O kadar berbat halleri!
Bizler, elbette İsrail Terör Örgütü’nün ve arkasındaki Büyük Şeytan ABD’nin esas hedefinin Türkiye olduğunu çok iyi biliyoruz.
Soykırımcı Terörist Netanyahu da Osmanlı’yı hedef alan söylemleriyle bunu ortaya koyuyor.
Onların İran korkusu yok, Türkiye korkusu var.
Osmanlı ihtişamının geri dönmemesi için ellerinden geleni yapıyorlar ve yapmaya da devam edecekler.
Bizler, uyumamalıyız!
Kıbrıs’taki “gayrimenkul satın alma ve şirket kurma” görünümlü Siyonist İşgal girişimlerine bile sessiz kalan medyamız, organlarının ve mensuplarının kahir ekseriyeti itibarıyla uyuyor!
Bizler…
Türkiye’nin açık hedef olduğu, aslında esas hedef olduğu bu süreçte, milletimizi ve devletimizi güçlendirmeye matuf bütün adımlara tam destek vermeyi sürdüreceğiz…
Bunu yaparken de…
İkazlarımızı eksik etmeyeceğiz…
Bu çerçevede, şu noktaları dikkatinize arz etmek isterim.
Elbette birçok eksik var, onları da siz tamamlarsınız.
Eksikleri olabilir ama, yanlışı olduğunu hiç düşünmüyorum bu yazdıklarımın.
Buyurunuz efendim:
- Bugün, maalesef hiçbir milli meselede bir ve beraber olamayan bir toplum halindeyiz.
İçeride görmezden gelinebilirin çok ötesinde İsrail, ABD, İngiltere, Çin, Rusya, İran, Suudi Amerika (vesaire dış güç) hayranı tipler var... İçeride çok itibar gören "her kılıktaki federasyoncular" da var..

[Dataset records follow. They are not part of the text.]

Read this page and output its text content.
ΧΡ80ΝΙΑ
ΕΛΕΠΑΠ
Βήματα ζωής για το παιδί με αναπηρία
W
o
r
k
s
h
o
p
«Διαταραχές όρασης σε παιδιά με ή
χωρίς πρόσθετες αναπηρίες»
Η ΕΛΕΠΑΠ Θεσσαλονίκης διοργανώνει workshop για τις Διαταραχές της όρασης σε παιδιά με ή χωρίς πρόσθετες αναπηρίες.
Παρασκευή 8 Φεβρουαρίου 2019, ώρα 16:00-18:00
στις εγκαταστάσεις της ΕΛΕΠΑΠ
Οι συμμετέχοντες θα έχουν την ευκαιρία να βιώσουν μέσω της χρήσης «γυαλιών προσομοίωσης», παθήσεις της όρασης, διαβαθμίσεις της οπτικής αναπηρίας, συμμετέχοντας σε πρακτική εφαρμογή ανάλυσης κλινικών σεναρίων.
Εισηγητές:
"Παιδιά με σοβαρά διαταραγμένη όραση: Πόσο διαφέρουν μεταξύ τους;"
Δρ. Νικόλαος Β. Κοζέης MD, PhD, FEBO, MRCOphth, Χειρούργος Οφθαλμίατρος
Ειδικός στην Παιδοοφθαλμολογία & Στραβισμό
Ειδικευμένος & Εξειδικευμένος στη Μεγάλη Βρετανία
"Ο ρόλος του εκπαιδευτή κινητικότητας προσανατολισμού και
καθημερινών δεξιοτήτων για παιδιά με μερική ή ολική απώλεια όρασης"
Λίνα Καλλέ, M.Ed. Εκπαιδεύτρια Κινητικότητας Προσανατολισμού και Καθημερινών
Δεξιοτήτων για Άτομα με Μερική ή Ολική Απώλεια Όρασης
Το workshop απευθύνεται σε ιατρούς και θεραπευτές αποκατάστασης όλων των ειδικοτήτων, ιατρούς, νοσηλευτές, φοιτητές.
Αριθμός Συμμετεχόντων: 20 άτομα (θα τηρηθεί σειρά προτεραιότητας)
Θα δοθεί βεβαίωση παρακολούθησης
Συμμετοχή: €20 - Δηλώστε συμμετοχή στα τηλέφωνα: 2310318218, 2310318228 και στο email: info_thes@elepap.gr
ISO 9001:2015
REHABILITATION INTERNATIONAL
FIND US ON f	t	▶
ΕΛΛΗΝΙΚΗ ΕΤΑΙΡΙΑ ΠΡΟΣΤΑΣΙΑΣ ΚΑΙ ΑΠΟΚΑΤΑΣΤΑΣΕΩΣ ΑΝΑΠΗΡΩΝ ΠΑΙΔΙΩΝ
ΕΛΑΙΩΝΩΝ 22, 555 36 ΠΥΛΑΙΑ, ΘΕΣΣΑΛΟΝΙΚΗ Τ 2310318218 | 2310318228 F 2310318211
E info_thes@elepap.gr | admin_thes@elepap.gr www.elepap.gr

- "Türkçe tek resmi dil olarak kalmalıdır zira o bütün vatandaşlarımızın zenginliğidir" dedik diye saldıranlar var. Bununla birlikte Kürtleri, Arapları sırf etnik kökenlerinden dolayı alçakça aşağılayanlar ırkçılar da var.. Bunlar içinde çok sayıda genç de var. Bunlar hangi eğitim mekanizmalarının ürünleridir Allah aşkına? Aile eğitimi, sokak eğitimi, mahalle eğitimi, okul eğitimi? Buralardaki açıklar bizi çok kötü durumlara düşürebilir Allah muhafaza!
- Eğitim mekanizmalarında manevî değerler uzun yıllar boyunca çok ihmal edildi. Mesleksiz, hedefsiz milyonlarca "diplomalı" genç üretildi.
- Televizyonlardan aile yapımıza sinsi sinsi açık açık saldıranlar el üstünde taşındı, taşınıyor...
- Her dönemin fırıldakları el üstünde taşındı taşınıyor...
- Bu memleket, Aile Bakanı'na,
"Eğer bu trend bu şekilde devam ederse, bundan 20-25 sene sonra biz yeterince askere gönderecek genç bulamayacağız." dedirtecek noktaya gelmiş durumda.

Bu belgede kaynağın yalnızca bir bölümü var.